Researchers find cats can tell their names from other words

Researchers have put some time into a new study that answers an age-old question – can cats identify their own names. The researchers say while the ability of domestic dogs to communicate with humans is well investigated, the ability of cats to communicate with humans isn't. The team wanted to know if a cat could identify its name from other words.

Researchers used the habitation-dishabituation method in the investigation. Cats from normal households and from a cat cafe participated. The cats from ordinary households, cats habituated to the serial presentation of four different nouns or for names of cats that lived in the same house. The cats in that test showed they were able to discriminate their own names from general nouns.

The cats were able to recognize their name even if unfamiliar people said it. The results indicate that cats can discriminate their own names from general nouns. Interestingly, the cat cafe cats were able to recognize their name but were unable to tell their name from the names of other cohabitating cats.

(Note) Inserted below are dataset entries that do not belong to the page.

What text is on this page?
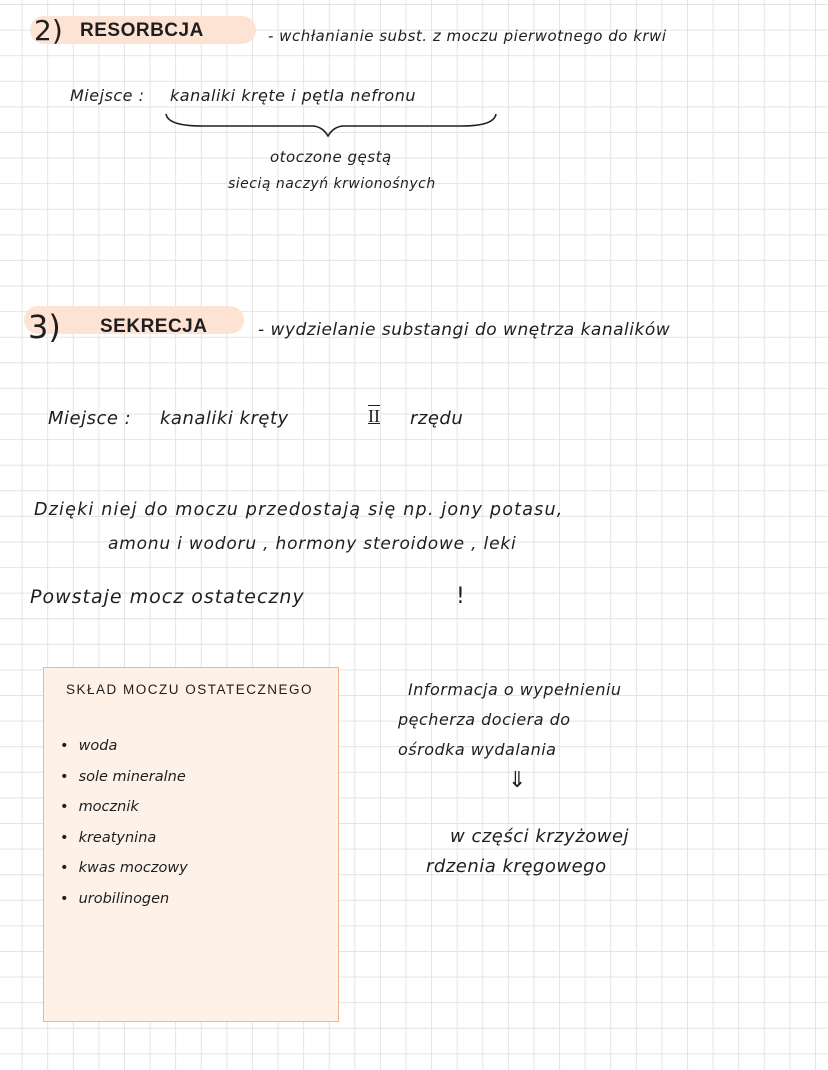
2) RESORBCJA	- wchłanianie subst. z moczu pierwotnego do krwi
Miejsce : kanaliki kręte i pętla nefronu
otoczone gęstą
siecią naczyń krwionośnych
3) SEKRECJA	- wydzielanie substangi do wnętrza kanalików
Miejsce : kanaliki kręty	II rzędu
Dzięki niej do moczu przedostają się np. jony potasu,
amonu i wodoru , hormony steroidowe , leki
Powstaje mocz ostateczny	!
SKŁAD MOCZU OSTATECZNEGO
• woda
• sole mineralne
• mocznik
• kreatynina
• kwas moczowy
• urobilinogen
Informacja o wypełnieniu
pęcherza dociera do
ośrodka wydalania
⇓
w części krzyżowej
rdzenia kręgowego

The team concluded that cats could discriminate human words based on phonemic differences. Some of the experiments showed that cats were unable to differentiate their name from other nouns with the same length and similar accent as their own names. That was true when the cat's owner or stranger said their name.

The team says that cats can differentiate their names from other nouns because their name is one of the most common things their human owners say to them. The recognition of the name is thought to be associated with a reward to the cats, such as petting or treats.